“Yes, it’s worthy as hell. Yes, I’d be bored out of my mind. It’s not for me, as much as my family would apparently prefer that to the path I’m taking. I get it. They’ve seen me pick up and drop obsessions like no one’s business. They saw me quit uni and take an apparent wild card job at Arran’s warehouse so obviously they’re expecting me to quit that, too. Did ye see the skull on my bookshelf containing the souvenirs of my failed obsessions? I can’t really blame Jamieson for acting the way he did.”
Stooping, I picked up a pebble and flung it at the water. For a few minutes, neither of us spoke. I got lost in memories. Riordan just watched me.
Finally, I returned to the events of this evening and the dots that were now connected.
“All these years, I wondered about my piece of history that came before this place. Before my real family was formed. All that time and my mother’s friend was just a couple of hours away. We searched records. We asked people who Arran encountered, women who worked for him. Nothing.”
“The information DeeDee gave, the fact you were born on a Sunday, does that give you a date of birth?”

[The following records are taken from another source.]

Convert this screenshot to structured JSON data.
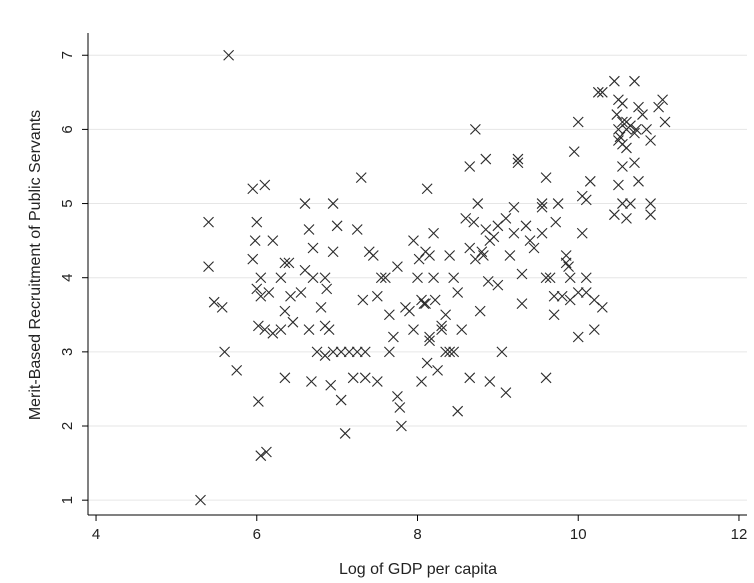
{
  "chart_data": {
    "type": "scatter",
    "title": "",
    "xlabel": "Log of GDP per capita",
    "ylabel": "Merit-Based Recruitment of Public Servants",
    "xlim": [
      3.9,
      12.1
    ],
    "ylim": [
      0.8,
      7.3
    ],
    "xticks": [
      4,
      6,
      8,
      10,
      12
    ],
    "yticks": [
      1,
      2,
      3,
      4,
      5,
      6,
      7
    ],
    "grid": true,
    "legend": "none",
    "colors": {
      "marker": "#2b2b2b",
      "grid": "#e6e6e6",
      "axis": "#000000",
      "background": "#ffffff"
    },
    "marker": "x",
    "series": [
      {
        "points": [
          [
            5.3,
            1.0
          ],
          [
            5.65,
            7.0
          ],
          [
            5.4,
            4.75
          ],
          [
            5.4,
            4.15
          ],
          [
            5.47,
            3.67
          ],
          [
            5.57,
            3.6
          ],
          [
            5.6,
            3.0
          ],
          [
            5.75,
            2.75
          ],
          [
            5.95,
            5.2
          ],
          [
            6.1,
            5.25
          ],
          [
            5.95,
            4.25
          ],
          [
            5.98,
            4.5
          ],
          [
            6.0,
            4.75
          ],
          [
            6.05,
            4.0
          ],
          [
            6.15,
            3.8
          ],
          [
            6.0,
            3.85
          ],
          [
            6.05,
            3.75
          ],
          [
            6.02,
            3.35
          ],
          [
            6.1,
            3.3
          ],
          [
            6.2,
            3.25
          ],
          [
            6.02,
            2.33
          ],
          [
            6.05,
            1.6
          ],
          [
            6.12,
            1.65
          ],
          [
            6.2,
            4.5
          ],
          [
            6.3,
            4.0
          ],
          [
            6.35,
            4.2
          ],
          [
            6.4,
            4.2
          ],
          [
            6.42,
            3.75
          ],
          [
            6.35,
            3.55
          ],
          [
            6.45,
            3.4
          ],
          [
            6.3,
            3.3
          ],
          [
            6.35,
            2.65
          ],
          [
            6.55,
            3.8
          ],
          [
            6.6,
            4.1
          ],
          [
            6.6,
            5.0
          ],
          [
            6.65,
            4.65
          ],
          [
            6.7,
            4.4
          ],
          [
            6.7,
            4.0
          ],
          [
            6.65,
            3.3
          ],
          [
            6.68,
            2.6
          ],
          [
            6.75,
            3.0
          ],
          [
            6.8,
            3.6
          ],
          [
            6.85,
            4.0
          ],
          [
            6.85,
            3.35
          ],
          [
            6.87,
            3.85
          ],
          [
            6.95,
            5.0
          ],
          [
            6.95,
            4.35
          ],
          [
            6.9,
            3.3
          ],
          [
            6.95,
            3.0
          ],
          [
            6.92,
            2.55
          ],
          [
            6.85,
            2.95
          ],
          [
            7.0,
            4.7
          ],
          [
            7.05,
            3.0
          ],
          [
            7.05,
            2.35
          ],
          [
            7.1,
            1.9
          ],
          [
            7.15,
            3.0
          ],
          [
            7.2,
            2.65
          ],
          [
            7.25,
            3.0
          ],
          [
            7.25,
            4.65
          ],
          [
            7.3,
            5.35
          ],
          [
            7.32,
            3.7
          ],
          [
            7.35,
            3.0
          ],
          [
            7.35,
            2.65
          ],
          [
            7.4,
            4.35
          ],
          [
            7.45,
            4.3
          ],
          [
            7.5,
            3.75
          ],
          [
            7.5,
            2.6
          ],
          [
            7.55,
            4.0
          ],
          [
            7.6,
            4.0
          ],
          [
            7.65,
            3.5
          ],
          [
            7.65,
            3.0
          ],
          [
            7.7,
            3.2
          ],
          [
            7.75,
            4.15
          ],
          [
            7.75,
            2.4
          ],
          [
            7.78,
            2.25
          ],
          [
            7.8,
            2.0
          ],
          [
            7.85,
            3.6
          ],
          [
            7.9,
            3.55
          ],
          [
            7.95,
            3.3
          ],
          [
            7.95,
            4.5
          ],
          [
            8.0,
            4.0
          ],
          [
            8.02,
            4.25
          ],
          [
            8.05,
            3.7
          ],
          [
            8.05,
            2.6
          ],
          [
            8.08,
            3.65
          ],
          [
            8.1,
            3.65
          ],
          [
            8.12,
            2.85
          ],
          [
            8.1,
            4.35
          ],
          [
            8.15,
            4.3
          ],
          [
            8.12,
            5.2
          ],
          [
            8.15,
            3.2
          ],
          [
            8.15,
            3.15
          ],
          [
            8.2,
            4.6
          ],
          [
            8.2,
            4.0
          ],
          [
            8.22,
            3.7
          ],
          [
            8.25,
            2.75
          ],
          [
            8.3,
            3.3
          ],
          [
            8.3,
            3.35
          ],
          [
            8.35,
            3.5
          ],
          [
            8.35,
            3.0
          ],
          [
            8.4,
            3.0
          ],
          [
            8.4,
            4.3
          ],
          [
            8.45,
            3.0
          ],
          [
            8.45,
            4.0
          ],
          [
            8.5,
            3.8
          ],
          [
            8.5,
            2.2
          ],
          [
            8.55,
            3.3
          ],
          [
            8.6,
            4.8
          ],
          [
            8.65,
            4.4
          ],
          [
            8.65,
            5.5
          ],
          [
            8.65,
            2.65
          ],
          [
            8.7,
            4.75
          ],
          [
            8.72,
            4.25
          ],
          [
            8.72,
            6.0
          ],
          [
            8.75,
            5.0
          ],
          [
            8.78,
            3.55
          ],
          [
            8.8,
            4.35
          ],
          [
            8.82,
            4.3
          ],
          [
            8.85,
            5.6
          ],
          [
            8.85,
            4.65
          ],
          [
            8.88,
            3.95
          ],
          [
            8.9,
            2.6
          ],
          [
            8.9,
            4.5
          ],
          [
            8.95,
            4.55
          ],
          [
            9.0,
            4.7
          ],
          [
            9.0,
            3.9
          ],
          [
            9.05,
            3.0
          ],
          [
            9.1,
            4.8
          ],
          [
            9.1,
            2.45
          ],
          [
            9.15,
            4.3
          ],
          [
            9.2,
            4.6
          ],
          [
            9.2,
            4.95
          ],
          [
            9.25,
            5.6
          ],
          [
            9.25,
            5.55
          ],
          [
            9.3,
            4.05
          ],
          [
            9.3,
            3.65
          ],
          [
            9.35,
            4.7
          ],
          [
            9.4,
            4.5
          ],
          [
            9.45,
            4.4
          ],
          [
            9.55,
            5.0
          ],
          [
            9.55,
            4.95
          ],
          [
            9.55,
            4.6
          ],
          [
            9.6,
            5.35
          ],
          [
            9.6,
            4.0
          ],
          [
            9.6,
            2.65
          ],
          [
            9.65,
            4.0
          ],
          [
            9.7,
            3.5
          ],
          [
            9.7,
            3.75
          ],
          [
            9.72,
            4.75
          ],
          [
            9.75,
            5.0
          ],
          [
            9.8,
            3.75
          ],
          [
            9.85,
            4.2
          ],
          [
            9.85,
            4.3
          ],
          [
            9.88,
            4.15
          ],
          [
            9.9,
            4.0
          ],
          [
            9.9,
            3.7
          ],
          [
            9.95,
            5.7
          ],
          [
            10.0,
            6.1
          ],
          [
            10.0,
            3.8
          ],
          [
            10.0,
            3.2
          ],
          [
            10.05,
            5.1
          ],
          [
            10.05,
            4.6
          ],
          [
            10.1,
            5.05
          ],
          [
            10.1,
            3.8
          ],
          [
            10.1,
            4.0
          ],
          [
            10.15,
            5.3
          ],
          [
            10.2,
            3.7
          ],
          [
            10.2,
            3.3
          ],
          [
            10.3,
            3.6
          ],
          [
            10.25,
            6.5
          ],
          [
            10.3,
            6.5
          ],
          [
            10.45,
            6.65
          ],
          [
            10.5,
            6.4
          ],
          [
            10.55,
            6.35
          ],
          [
            10.48,
            6.2
          ],
          [
            10.5,
            6.0
          ],
          [
            10.52,
            5.9
          ],
          [
            10.5,
            5.85
          ],
          [
            10.55,
            6.1
          ],
          [
            10.6,
            6.1
          ],
          [
            10.6,
            6.0
          ],
          [
            10.65,
            6.05
          ],
          [
            10.7,
            5.95
          ],
          [
            10.72,
            6.0
          ],
          [
            10.75,
            6.3
          ],
          [
            10.7,
            6.65
          ],
          [
            10.55,
            5.8
          ],
          [
            10.6,
            5.75
          ],
          [
            10.55,
            5.5
          ],
          [
            10.5,
            5.25
          ],
          [
            10.45,
            4.85
          ],
          [
            10.55,
            5.0
          ],
          [
            10.6,
            4.8
          ],
          [
            10.7,
            5.55
          ],
          [
            10.75,
            5.3
          ],
          [
            10.65,
            5.0
          ],
          [
            10.8,
            6.2
          ],
          [
            10.85,
            6.0
          ],
          [
            10.9,
            5.85
          ],
          [
            10.9,
            5.0
          ],
          [
            10.9,
            4.85
          ],
          [
            11.0,
            6.3
          ],
          [
            11.05,
            6.4
          ],
          [
            11.08,
            6.1
          ]
        ]
      }
    ]
  }
}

It did. God. “The thirtieth of October.”
“Ten days away.”
“More importantly, it gives me something real about her. Up to this point, other than her name, all I knew was that she’d sold her body to McInver. She had ambition. I can follow that.”
“The ambition, right? Not selling yourself.”
Caught in too many competing emotions, I hauled in a breath. “When I was new to the warehouse, I talked to some of the women about what it would be like to work there. On my back.”
“Theoretically?”
“No.”
Riordan stared, his features almost hidden now that the moon was setting. “You said that in the club on the night of the game, but I convinced myself you were joking. Why the fuck would you want that?”
All of a sudden, I needed to provoke him. I needed him to jump up and grab me, because I was reeling and had to fix my energy on something. For whatever reason, with him, I’d never been able to make the first move. For all my big talk, touching him scared the life out of me, yet it was everything I desperately wanted.
I took a step in his direction. “I asked that question because I wanted to know what it would be like to work in the brothel. To prove to myself that sex was just transactional.”
To feel closer to the mother I never knew.
Shoving his hand into the pebbles, he rose to standing. “You were going to sell your virginity?”
Fury poured off him.
My breath quickened.Yes, more of this.Eagerly, I nodded.
Riordan released a pained sound then turned and stomped back up the beach. My heart fell. He was leaving?
My panic was short-lived.
At his bike, he snagged the rucksack I’d left there and rooted through. A few seconds later, he came back down with something in his hand and marched straight up to me.
He thrust his wallet against my chest. “Sell me your first time.”
I rocked back and fingered the leather. Something hot flashed through me, burning up on the challenge. I needed more.
“Ye can’t afford me.”
“The fuck I can’t. At least if I paid, I’d have some pretence at control.”
Pulling back my hand, I threw the damn wallet as far as I could into the water. It landed with a plop and disappeared beneath a wave.
In outrage, Riordan watched it fall then came back to me. With barely a pause, he snatched hold of my biceps and tugged me against him.
His mouth took mine in a brutal kiss.
He devoured me, no softness in the move. It should have been made of anger, but all I tasted was passionate need. Desperation. An undeniable connection that exploded as he slanted his mouth over mine and opened my lips for his tongue.